Picture this: Keshav Maliah wakes up at 6 am to find that his four-day-old pet, Gus, a beautiful Labrador, has pooped on the expensive carpet. He tiptoes out of the room only to return with old newspapers and a broom. He spreads out the paper on the floor, pinches his nose shut with one hand, and hastily sweeps the dog poop on to the paper with the other. He quickly rolls up the mess [being careful not to soil his hands] and chucks it in the dustbin. Still sleepy, he goes back to bed till the alarm for school goes off. Mom comes in to wake him at 7 am and smells something funny but can’t figure out the source. On being questioned, Keshav [now fully awake] confides in his mom about the poop episode in hushed tones so his Dad wouldn’t find out. If he did, it could get Gus [and Keshav] into a lot of trouble for Dad had set some rules for the pet.

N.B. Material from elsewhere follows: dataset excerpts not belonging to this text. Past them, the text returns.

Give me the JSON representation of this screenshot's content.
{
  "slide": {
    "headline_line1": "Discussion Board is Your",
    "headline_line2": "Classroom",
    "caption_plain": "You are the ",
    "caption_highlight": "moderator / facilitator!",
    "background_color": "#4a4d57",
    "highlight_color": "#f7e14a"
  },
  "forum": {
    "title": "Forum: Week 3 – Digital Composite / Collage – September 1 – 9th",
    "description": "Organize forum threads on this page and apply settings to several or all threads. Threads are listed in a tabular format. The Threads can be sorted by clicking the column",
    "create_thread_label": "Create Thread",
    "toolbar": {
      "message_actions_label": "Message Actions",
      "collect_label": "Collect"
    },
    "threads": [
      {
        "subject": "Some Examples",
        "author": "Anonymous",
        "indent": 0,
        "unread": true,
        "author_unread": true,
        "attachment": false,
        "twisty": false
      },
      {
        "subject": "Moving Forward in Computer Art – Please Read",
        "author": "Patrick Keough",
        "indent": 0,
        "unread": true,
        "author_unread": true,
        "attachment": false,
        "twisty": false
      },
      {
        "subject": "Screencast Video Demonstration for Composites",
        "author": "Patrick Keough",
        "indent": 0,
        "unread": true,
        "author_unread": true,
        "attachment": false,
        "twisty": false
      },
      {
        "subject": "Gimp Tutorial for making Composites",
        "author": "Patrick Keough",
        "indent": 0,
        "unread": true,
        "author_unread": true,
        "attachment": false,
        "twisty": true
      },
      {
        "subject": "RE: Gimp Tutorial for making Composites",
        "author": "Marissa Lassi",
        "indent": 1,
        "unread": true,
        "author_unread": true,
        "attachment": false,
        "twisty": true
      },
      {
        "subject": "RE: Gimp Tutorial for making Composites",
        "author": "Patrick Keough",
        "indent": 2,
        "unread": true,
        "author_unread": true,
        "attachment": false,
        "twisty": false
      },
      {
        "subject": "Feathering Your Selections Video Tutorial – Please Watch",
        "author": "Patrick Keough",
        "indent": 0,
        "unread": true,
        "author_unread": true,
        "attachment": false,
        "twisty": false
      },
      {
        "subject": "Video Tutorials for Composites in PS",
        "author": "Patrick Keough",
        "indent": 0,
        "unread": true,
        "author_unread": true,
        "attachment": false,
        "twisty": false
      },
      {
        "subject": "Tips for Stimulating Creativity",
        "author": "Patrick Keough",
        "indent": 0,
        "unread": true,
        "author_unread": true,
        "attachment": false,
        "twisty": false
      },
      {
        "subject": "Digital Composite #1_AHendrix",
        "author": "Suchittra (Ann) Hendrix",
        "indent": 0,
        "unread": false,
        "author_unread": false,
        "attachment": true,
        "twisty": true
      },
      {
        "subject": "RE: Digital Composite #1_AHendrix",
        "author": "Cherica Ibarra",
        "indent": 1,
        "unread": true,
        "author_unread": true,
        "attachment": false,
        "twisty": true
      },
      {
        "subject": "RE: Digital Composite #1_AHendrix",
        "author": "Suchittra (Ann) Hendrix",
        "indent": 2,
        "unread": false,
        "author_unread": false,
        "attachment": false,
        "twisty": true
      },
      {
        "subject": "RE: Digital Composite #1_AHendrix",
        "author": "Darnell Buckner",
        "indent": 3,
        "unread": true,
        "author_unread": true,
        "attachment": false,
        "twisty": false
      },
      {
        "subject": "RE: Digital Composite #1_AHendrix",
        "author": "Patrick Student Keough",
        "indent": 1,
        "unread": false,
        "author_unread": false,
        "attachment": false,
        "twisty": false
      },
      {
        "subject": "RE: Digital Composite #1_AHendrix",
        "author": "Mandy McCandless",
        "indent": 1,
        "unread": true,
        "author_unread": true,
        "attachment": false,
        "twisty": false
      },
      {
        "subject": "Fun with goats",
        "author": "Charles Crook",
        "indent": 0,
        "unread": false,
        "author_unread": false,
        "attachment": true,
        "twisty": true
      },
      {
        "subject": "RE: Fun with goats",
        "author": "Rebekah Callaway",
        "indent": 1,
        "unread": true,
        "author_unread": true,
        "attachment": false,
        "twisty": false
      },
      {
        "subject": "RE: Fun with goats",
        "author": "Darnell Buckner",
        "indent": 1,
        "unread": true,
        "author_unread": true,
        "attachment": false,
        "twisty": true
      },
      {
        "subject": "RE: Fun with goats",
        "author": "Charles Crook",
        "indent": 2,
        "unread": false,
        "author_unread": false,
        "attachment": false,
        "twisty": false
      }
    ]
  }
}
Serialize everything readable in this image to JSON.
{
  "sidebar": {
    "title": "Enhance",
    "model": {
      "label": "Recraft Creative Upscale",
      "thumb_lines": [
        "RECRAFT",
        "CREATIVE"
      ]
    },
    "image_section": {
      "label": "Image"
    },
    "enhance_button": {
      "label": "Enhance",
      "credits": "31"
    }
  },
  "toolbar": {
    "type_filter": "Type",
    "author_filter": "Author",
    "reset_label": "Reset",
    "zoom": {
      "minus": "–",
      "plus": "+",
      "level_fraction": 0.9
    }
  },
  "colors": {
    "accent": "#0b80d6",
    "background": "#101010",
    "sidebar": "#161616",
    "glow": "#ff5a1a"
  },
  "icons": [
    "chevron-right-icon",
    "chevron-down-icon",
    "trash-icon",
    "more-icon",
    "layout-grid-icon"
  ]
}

It is instances like these, which warm the heart. While adults indulge pets as they would a child, children see pets as their peers. It’s heartening to see how children connect with pets in a short span. Not only do they establish a bond with the pets but the vulnerability and helplessness of the pet brings out the child’s protective instinct. As this instinct deepens, it makes the child more aware of those around him, who need to be protected similarly. Caring for pets could even bring about a shift in their attitude towards an ailing grandparent or a younger sibling.
What it is about an animal that tugs at a child’s heart? What can they teach us? How can they enrich our lives? According to clinical psychologist Rohini Fernandes, who is also a certified practitioner of Animal-Assisted Therapy and founder of The Animal Angels, “The unconditional, non-judgemental and absolute love that they give to their caretakers can work wonders.”
She lays down some basic rules for pet owners-in-the-making:
1. Right age/time
Some of my friends who tried to appease their children with fish, turtles and the like realised that the charm wore off too soon. Children do not pay any attention apart from showing them off when they have company or when they need to be fed. It is interesting to note that even really small children want to “feed”—it is ingrained in the human psyche that to feed is to love and care. Rohini believes that pets should be brought into a family when the kids are old enough [eight years or more] to understand its needs and shoulder some responsibilities.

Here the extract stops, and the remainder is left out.